Installing was also made easy. Two water connections – one for input and one for output – a socket and access to the internet network make setting up possible in less than three hours. “Besides being a sustainable solution, our system doesn’t have all the runaway problems electric batteries have,” says NES’ CEO.
Beyond home storage solutions
In addition to the 20 kWh system, the NEStore is also available in a 30 kWh version – costing €6,000, exclusive taxes. “For a lithium battery of the same capacity, the cost is around €25,000. That’s a different order of magnitude, although we only built a small number of units,” underlines Bodis.
As soon as the NEStore received the European certification, requests came from all over the globe, “except Antarctica”. The focus now is fully on the Netherlands, with the intent to follow installations closely. By the end of this year, NES aims to install 500 commercial units, hitting the thousand mark in 2025. In scaling up its game, the company is now raising funds.
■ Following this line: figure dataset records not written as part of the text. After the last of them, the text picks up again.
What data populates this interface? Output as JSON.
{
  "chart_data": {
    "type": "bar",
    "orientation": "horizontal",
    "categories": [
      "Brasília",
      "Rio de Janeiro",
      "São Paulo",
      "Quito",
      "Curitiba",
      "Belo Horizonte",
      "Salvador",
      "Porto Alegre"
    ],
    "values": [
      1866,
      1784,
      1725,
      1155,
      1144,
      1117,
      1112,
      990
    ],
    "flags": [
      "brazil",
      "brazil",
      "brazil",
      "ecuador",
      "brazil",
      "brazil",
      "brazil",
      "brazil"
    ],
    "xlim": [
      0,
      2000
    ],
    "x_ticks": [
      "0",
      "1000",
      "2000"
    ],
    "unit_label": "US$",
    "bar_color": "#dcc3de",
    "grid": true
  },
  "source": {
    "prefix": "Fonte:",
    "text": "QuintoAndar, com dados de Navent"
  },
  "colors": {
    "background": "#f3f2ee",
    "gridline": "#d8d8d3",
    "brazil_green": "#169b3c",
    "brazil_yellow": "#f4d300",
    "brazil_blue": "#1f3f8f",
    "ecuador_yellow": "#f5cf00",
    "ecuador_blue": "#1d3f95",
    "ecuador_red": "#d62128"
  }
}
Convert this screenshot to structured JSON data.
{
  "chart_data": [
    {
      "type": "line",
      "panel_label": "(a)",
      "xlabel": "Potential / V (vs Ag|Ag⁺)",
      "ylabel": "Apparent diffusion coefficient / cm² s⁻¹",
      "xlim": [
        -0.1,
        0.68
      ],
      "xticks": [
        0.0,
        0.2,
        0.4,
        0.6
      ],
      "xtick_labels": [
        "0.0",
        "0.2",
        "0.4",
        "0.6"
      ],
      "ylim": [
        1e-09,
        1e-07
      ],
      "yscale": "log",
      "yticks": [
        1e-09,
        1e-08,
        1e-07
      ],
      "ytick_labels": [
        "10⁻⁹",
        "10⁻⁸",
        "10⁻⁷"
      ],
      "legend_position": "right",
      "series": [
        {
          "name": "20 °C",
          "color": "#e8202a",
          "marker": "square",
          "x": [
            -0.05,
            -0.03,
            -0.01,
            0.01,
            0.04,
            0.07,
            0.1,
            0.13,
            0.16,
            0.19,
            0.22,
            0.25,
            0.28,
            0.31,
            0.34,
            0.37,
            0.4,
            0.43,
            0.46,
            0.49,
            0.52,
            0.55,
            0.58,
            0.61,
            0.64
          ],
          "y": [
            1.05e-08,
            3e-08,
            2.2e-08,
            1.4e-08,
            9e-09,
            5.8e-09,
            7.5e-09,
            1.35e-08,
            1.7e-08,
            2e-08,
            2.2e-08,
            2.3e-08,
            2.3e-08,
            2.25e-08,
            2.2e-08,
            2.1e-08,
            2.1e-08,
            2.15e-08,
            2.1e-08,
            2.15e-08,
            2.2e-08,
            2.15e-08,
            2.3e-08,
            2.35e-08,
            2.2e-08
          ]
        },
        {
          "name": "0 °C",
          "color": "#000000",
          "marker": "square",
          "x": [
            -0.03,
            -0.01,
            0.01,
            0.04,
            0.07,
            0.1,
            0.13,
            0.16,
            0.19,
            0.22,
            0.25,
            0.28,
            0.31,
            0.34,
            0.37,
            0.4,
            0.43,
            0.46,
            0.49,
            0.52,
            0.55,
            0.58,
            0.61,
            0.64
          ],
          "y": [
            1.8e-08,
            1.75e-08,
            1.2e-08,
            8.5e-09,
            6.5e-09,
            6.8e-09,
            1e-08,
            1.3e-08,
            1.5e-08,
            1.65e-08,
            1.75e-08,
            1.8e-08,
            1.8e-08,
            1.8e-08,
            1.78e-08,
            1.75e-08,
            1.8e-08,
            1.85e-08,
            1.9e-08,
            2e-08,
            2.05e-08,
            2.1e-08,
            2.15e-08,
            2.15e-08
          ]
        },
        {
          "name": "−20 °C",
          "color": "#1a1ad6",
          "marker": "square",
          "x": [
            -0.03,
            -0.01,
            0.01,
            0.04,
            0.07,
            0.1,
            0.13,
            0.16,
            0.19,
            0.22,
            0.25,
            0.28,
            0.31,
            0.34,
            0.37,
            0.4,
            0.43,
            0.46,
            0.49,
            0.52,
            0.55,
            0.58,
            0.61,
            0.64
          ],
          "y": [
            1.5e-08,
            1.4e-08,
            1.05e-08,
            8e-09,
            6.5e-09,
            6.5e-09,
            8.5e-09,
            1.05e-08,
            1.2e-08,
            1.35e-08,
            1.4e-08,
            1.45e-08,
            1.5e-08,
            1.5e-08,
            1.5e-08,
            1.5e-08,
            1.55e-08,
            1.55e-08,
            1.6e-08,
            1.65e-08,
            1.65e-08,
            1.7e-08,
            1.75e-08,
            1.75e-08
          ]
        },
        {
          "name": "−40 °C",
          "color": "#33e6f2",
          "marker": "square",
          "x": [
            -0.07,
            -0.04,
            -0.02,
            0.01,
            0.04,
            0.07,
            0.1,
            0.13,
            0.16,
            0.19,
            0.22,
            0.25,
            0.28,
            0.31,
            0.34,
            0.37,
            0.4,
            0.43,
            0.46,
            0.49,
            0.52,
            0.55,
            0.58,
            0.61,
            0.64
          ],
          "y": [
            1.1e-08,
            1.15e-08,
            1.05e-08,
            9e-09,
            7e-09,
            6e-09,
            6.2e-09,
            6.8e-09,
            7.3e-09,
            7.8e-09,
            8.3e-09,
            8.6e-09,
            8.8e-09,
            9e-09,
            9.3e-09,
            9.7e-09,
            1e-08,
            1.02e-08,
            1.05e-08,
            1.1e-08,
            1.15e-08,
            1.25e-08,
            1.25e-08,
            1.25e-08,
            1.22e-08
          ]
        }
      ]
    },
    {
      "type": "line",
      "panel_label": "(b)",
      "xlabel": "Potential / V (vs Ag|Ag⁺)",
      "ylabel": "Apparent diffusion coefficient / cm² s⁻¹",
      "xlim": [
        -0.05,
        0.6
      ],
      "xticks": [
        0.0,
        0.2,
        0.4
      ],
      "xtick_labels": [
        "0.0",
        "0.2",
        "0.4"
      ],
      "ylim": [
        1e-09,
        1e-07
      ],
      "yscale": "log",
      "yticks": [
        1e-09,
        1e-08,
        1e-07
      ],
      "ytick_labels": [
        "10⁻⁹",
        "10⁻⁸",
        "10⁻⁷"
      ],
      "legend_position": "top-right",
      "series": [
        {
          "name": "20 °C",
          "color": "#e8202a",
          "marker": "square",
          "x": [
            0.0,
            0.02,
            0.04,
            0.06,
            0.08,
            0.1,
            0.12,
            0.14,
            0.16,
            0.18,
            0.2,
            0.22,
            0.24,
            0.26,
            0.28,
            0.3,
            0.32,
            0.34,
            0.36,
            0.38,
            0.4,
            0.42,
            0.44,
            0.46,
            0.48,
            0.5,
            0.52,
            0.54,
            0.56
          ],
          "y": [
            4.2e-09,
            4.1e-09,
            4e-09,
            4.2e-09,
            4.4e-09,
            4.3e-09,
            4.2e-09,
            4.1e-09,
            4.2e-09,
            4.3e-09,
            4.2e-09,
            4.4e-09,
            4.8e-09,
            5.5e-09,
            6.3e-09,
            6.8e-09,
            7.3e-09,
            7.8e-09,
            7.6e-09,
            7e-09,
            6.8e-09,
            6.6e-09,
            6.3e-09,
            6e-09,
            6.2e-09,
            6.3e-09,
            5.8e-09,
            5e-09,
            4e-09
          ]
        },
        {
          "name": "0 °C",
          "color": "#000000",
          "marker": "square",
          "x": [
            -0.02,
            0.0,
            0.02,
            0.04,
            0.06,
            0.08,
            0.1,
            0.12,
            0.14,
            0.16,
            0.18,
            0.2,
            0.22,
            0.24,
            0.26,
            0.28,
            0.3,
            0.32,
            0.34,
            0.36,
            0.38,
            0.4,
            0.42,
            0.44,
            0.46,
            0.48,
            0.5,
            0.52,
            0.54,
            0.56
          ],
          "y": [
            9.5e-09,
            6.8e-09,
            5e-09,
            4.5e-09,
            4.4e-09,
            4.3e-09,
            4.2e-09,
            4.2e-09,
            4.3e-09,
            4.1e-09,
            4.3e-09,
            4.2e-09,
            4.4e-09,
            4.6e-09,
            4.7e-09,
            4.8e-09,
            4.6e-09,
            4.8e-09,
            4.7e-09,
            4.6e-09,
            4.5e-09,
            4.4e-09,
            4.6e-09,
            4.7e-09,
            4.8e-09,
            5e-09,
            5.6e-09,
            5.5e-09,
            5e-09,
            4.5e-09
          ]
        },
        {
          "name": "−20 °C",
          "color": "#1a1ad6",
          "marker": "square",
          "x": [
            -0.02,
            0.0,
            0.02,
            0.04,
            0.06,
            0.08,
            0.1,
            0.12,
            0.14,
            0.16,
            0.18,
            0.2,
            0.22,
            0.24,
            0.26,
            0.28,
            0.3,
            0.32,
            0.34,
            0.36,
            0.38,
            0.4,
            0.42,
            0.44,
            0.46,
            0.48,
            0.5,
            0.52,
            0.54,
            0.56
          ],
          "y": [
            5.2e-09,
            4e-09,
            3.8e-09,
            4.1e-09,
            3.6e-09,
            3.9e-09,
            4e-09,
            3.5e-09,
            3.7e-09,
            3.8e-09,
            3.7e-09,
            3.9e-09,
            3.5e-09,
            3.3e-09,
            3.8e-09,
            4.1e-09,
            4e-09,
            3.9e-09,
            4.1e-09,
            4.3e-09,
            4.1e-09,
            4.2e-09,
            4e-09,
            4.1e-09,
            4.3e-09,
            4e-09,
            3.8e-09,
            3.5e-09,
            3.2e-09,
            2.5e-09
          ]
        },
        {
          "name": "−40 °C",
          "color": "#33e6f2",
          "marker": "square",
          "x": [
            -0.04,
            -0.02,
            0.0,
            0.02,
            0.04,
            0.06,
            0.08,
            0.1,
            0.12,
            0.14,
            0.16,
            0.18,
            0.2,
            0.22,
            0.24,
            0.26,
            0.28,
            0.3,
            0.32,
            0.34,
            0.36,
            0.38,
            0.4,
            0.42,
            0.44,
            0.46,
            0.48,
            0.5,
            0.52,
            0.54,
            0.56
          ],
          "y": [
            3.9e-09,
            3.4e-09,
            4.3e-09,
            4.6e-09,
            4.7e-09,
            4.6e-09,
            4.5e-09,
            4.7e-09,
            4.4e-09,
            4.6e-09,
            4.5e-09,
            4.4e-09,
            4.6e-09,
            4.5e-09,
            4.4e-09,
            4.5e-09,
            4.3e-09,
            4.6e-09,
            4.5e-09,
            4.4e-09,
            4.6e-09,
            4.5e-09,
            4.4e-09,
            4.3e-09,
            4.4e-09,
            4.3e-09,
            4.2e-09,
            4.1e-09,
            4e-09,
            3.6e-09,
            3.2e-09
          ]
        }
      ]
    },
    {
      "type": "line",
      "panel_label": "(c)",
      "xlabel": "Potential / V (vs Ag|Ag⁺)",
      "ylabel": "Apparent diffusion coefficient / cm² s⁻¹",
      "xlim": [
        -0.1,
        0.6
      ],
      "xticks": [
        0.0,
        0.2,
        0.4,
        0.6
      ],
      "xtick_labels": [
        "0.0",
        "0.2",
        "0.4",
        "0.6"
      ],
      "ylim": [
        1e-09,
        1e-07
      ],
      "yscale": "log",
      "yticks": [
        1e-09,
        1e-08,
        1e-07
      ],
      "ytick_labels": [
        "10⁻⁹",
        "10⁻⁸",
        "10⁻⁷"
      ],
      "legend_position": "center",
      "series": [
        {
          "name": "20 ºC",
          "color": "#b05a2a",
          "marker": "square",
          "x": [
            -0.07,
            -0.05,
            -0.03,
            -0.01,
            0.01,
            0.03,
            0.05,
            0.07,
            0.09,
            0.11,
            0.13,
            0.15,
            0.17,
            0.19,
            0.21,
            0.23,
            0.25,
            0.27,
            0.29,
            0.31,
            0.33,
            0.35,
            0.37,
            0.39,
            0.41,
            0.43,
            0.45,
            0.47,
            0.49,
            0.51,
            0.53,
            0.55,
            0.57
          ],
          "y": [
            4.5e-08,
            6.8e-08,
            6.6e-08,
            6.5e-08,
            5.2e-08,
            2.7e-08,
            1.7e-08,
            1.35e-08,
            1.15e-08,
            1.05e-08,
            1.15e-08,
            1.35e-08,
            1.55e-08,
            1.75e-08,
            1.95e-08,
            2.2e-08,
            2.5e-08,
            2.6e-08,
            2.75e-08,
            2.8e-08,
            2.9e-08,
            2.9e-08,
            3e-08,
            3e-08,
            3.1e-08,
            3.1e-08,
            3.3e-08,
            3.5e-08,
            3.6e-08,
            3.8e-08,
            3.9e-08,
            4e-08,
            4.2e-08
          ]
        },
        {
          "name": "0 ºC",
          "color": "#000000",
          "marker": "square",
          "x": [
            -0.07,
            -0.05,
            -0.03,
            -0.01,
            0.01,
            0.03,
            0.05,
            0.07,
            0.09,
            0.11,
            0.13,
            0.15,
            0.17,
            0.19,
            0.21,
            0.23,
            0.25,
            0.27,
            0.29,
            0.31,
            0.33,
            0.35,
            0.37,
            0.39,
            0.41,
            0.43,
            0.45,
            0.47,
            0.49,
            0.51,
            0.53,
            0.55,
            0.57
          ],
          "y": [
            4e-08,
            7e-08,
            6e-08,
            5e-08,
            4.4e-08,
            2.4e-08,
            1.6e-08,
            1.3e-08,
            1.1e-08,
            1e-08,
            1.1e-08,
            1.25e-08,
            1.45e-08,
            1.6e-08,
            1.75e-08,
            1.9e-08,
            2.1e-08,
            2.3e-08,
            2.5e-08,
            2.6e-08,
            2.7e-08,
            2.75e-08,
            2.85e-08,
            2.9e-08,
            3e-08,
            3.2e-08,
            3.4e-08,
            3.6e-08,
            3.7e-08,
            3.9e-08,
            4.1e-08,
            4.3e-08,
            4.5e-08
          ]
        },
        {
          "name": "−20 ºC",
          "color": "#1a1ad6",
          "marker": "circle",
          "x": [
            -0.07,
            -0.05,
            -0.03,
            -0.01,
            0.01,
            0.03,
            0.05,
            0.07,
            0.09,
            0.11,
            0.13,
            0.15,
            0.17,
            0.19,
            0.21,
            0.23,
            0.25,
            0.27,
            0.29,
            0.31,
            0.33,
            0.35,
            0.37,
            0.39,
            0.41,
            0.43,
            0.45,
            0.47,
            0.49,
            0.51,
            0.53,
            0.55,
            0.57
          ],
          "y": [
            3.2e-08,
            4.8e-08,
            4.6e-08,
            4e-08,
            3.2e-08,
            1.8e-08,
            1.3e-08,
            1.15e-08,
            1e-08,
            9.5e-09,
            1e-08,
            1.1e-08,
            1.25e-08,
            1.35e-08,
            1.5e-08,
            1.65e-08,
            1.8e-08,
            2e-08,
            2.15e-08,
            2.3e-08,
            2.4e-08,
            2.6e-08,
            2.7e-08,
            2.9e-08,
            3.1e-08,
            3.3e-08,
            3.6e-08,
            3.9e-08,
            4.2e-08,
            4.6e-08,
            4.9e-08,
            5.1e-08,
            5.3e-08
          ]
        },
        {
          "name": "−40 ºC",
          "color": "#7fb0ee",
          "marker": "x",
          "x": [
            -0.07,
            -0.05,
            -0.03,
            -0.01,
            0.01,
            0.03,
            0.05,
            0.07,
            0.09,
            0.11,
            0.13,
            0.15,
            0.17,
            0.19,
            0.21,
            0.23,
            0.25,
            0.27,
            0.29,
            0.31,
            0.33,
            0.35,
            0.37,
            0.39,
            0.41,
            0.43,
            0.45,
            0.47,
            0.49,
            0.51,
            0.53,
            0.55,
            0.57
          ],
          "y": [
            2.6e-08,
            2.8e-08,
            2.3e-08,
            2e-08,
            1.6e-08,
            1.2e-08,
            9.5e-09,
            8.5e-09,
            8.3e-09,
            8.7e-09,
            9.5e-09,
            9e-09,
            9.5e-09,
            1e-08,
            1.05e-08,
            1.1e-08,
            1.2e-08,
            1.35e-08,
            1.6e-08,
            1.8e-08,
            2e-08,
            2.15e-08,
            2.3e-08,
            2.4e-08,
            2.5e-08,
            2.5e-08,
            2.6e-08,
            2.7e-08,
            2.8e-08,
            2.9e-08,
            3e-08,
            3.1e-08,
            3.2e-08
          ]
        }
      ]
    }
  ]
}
If bringing affordable, clean power to everyone is the main driver of NES, there is more that decentralized energy storage can do. Bodis: “In the Netherlands and other countries, society cannot take further steps because the energy grid is full. Municipalities cannot build new buildings, a problem that is very felt here. Addressing the grid problem can enable us to tackle the housing problem, phase out fossil fuels, and work on energy poverty.”